Sunday 5 March 2017

Convert university libraries into institutional publishers

With the traditional publishing model, researchers used to publish articles in journals for free, transferring the copyright to the publisher, who then asked for a fee or subscription to anyone requesting the articles. Universities therefore had to spend money to pay for many subscriptions.
The current publishing model is gradually moving toward a "gold open access" policy, where researches are charged (up to 3000-4000 euro each article) in order to have their research published, retaining copyright. The publishers take care of managing the article during the editorial process and final publication, which usually consists in generating a PDF file of the manuscript and putting it online on their website. To be noticed, researchers also work as referee and editors for free. The publishing fee therefore clearly exceeds the publisher's expenses and generates a nice profit. The process is so simple and cheap from the publisher point of view, that many new publishers pop up, trying to make profit entering this growing publishing market. Some of them just seek to make money and don't care too much about the quality of the research being published; these are being called "predatory publishers".
One could imagine that the open access policy and the advantage provided by paperless online publishing process could create a positive competition leading to a decrease of publishing fees. Actually this is not happening because researchers aim to publish their research on journals with a high impact factor or, et least, indexed on search engines used by the other peers when they look for articles to cite (eg. Pubmed for biomedical research). A new journal has no impact factor and also is not indexed on relevant search engines, so it is not very attractive for researchers. Indeed, the publishing fees increase in an almost linear fashion with the impact factor of a journal, as you can imagine.

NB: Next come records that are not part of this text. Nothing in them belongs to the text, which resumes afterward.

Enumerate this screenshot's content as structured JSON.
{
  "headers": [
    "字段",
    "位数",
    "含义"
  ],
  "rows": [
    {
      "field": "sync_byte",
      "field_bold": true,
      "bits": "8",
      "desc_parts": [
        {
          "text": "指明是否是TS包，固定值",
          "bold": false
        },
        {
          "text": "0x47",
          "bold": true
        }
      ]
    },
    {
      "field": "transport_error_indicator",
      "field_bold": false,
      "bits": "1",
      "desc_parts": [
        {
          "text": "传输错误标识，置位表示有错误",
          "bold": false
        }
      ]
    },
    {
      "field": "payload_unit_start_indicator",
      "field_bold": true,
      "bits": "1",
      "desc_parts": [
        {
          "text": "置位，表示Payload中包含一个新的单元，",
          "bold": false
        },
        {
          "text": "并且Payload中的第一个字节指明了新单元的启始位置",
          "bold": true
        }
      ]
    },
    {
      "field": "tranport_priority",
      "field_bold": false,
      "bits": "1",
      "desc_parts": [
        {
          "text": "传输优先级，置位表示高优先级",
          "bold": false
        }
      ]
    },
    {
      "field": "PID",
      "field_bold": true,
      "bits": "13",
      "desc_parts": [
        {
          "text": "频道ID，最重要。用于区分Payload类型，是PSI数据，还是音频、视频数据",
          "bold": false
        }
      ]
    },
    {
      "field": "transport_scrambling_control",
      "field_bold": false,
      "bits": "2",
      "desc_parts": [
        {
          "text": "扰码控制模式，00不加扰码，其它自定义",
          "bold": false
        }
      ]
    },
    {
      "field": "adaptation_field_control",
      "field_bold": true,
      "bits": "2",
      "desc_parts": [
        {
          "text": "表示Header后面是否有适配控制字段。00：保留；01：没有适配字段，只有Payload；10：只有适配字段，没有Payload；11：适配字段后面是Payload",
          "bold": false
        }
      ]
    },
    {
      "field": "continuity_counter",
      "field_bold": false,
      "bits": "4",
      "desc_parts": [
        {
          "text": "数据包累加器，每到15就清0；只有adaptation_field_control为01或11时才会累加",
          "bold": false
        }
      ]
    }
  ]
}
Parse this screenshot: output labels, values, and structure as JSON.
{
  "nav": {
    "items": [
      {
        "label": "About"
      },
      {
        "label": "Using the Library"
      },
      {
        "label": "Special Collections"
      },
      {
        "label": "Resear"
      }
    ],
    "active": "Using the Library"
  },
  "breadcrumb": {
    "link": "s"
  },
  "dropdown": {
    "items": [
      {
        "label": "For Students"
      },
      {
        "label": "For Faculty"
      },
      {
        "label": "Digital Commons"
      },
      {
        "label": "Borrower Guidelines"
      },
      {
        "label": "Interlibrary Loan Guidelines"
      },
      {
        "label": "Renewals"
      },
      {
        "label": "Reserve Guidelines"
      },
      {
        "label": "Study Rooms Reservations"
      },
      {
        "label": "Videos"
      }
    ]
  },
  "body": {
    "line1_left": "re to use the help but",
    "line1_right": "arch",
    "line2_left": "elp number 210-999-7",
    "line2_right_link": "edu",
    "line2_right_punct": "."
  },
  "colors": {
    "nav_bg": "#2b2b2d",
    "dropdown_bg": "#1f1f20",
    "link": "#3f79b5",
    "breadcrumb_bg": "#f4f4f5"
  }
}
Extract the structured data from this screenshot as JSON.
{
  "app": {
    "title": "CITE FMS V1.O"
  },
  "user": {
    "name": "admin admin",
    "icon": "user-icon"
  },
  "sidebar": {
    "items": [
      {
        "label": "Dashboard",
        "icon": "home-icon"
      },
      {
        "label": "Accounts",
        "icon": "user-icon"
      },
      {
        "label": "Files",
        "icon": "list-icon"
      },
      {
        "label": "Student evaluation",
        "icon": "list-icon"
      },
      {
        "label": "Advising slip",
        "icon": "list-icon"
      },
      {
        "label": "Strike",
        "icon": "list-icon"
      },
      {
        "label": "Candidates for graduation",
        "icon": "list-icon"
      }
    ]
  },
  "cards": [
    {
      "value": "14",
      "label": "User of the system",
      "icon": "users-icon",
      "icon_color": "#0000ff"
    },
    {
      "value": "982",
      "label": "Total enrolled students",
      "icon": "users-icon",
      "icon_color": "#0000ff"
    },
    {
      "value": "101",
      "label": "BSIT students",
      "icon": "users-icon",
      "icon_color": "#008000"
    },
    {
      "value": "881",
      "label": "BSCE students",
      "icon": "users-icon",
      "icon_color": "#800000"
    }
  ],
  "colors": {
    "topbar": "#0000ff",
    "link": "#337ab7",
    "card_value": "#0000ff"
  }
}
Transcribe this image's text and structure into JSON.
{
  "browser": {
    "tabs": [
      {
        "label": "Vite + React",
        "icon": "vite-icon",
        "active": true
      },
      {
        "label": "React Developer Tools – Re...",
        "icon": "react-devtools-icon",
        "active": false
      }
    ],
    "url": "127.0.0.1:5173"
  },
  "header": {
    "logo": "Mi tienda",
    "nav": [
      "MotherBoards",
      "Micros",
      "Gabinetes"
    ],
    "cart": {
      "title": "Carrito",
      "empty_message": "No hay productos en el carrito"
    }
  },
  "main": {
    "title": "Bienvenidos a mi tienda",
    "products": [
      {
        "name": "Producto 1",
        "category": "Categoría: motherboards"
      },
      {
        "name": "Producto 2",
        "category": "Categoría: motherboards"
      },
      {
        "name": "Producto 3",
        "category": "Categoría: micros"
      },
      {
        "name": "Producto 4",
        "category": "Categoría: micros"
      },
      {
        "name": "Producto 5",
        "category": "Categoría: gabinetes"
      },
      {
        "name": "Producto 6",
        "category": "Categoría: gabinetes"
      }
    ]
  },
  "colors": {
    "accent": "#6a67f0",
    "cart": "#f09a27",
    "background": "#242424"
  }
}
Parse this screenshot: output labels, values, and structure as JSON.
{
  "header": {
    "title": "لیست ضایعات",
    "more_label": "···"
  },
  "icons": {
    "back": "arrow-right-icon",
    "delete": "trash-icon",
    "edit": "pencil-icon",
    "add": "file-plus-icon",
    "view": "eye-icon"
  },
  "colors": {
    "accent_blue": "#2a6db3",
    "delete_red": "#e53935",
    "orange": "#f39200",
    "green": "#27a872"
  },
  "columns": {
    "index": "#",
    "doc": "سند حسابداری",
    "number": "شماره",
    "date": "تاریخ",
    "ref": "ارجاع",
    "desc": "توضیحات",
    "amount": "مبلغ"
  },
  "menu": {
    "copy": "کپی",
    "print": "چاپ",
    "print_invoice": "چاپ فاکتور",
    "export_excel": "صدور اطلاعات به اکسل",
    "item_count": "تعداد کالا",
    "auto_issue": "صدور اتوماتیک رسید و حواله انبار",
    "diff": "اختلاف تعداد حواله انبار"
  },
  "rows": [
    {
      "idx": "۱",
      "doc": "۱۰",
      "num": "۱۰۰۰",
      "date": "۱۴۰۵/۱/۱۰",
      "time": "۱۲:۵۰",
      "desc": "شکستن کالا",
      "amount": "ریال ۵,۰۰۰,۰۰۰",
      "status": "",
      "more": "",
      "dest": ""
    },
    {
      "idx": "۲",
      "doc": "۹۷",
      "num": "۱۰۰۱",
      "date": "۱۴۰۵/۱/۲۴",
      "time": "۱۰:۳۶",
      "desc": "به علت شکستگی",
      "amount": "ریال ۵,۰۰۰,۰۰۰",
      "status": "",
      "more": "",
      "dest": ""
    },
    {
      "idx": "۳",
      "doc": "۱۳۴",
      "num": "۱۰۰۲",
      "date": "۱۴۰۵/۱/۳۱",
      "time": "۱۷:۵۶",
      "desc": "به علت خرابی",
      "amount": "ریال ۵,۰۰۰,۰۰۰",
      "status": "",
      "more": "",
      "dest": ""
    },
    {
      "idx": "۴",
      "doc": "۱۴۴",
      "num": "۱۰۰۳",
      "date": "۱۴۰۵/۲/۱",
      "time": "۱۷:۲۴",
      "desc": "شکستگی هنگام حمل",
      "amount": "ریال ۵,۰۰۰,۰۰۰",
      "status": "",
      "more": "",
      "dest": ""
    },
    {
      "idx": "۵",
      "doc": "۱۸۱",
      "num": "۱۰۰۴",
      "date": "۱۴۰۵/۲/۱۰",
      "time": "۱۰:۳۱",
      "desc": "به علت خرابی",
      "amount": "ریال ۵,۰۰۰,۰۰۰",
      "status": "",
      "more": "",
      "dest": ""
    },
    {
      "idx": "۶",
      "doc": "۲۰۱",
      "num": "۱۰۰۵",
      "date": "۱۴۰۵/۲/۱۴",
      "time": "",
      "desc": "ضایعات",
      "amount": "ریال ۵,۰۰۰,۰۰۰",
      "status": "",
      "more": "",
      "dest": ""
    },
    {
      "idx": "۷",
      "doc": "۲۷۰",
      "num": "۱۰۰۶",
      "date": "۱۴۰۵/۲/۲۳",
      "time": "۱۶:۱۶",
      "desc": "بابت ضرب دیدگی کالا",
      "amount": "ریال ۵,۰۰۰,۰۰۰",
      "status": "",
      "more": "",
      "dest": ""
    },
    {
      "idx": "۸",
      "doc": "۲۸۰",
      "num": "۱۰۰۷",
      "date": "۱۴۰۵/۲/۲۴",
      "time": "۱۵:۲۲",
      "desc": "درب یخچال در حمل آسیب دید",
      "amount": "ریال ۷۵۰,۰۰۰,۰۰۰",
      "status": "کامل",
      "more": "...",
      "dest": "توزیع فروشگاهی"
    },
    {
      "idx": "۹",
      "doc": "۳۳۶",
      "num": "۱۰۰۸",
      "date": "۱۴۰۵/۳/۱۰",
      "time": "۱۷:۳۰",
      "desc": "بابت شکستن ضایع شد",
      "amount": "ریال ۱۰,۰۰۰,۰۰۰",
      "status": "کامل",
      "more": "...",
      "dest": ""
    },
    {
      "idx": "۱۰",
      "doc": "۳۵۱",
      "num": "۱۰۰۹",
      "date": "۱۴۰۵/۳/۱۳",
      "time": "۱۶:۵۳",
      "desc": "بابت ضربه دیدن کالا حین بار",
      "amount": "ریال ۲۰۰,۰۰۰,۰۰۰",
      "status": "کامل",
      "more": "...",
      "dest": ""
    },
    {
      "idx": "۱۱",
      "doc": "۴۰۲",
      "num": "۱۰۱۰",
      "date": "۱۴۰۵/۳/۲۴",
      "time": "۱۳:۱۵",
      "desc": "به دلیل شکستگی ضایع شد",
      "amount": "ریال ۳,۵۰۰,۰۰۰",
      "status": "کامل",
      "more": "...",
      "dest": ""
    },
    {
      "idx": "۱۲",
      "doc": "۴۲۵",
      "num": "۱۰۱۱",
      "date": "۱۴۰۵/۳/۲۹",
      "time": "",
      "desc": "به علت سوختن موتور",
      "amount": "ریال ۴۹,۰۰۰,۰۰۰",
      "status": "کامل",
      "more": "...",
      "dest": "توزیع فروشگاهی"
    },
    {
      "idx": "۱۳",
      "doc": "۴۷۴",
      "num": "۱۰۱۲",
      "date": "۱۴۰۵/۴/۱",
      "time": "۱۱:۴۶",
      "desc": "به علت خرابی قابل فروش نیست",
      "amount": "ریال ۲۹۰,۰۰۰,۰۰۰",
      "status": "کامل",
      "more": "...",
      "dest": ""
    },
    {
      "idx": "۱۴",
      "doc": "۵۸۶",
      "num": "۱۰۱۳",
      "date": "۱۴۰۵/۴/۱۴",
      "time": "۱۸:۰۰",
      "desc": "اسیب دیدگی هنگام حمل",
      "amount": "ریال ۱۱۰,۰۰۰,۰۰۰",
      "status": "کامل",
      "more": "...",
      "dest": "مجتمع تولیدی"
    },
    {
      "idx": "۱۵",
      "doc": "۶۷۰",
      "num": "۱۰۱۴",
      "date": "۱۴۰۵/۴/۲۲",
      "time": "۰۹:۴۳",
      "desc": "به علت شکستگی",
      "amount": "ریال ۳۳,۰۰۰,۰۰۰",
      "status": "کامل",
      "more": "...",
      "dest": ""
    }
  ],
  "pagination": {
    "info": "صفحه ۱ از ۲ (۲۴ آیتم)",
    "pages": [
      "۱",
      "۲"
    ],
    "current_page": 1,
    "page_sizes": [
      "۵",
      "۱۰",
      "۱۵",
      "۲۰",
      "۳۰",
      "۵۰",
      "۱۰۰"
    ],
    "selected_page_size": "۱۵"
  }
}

There are many unmet needs:
  1. publishing market should be regulated (one of the attempts was made by prof. Jeffrey Beall with his list of "predatory journals", recently shut down following unknown requests)
  2. researchers have the right to publish their research without having to spend more money just for the publishing process
  3. university libraries are gradually losing their importance since newer scientific literature is paperless and there is no need for a librarian or a place to store the books or paper journals, since all readers are able to search and download them through internet
So why not converting human and economic resources currently allocated to university libraries to create institutional publishers?
Such publishers will have the credibility provided by the institution, no commercial interests and therefore no risk to become "predatory", release publications following "gold open access" policy and save money for the already underfunded research.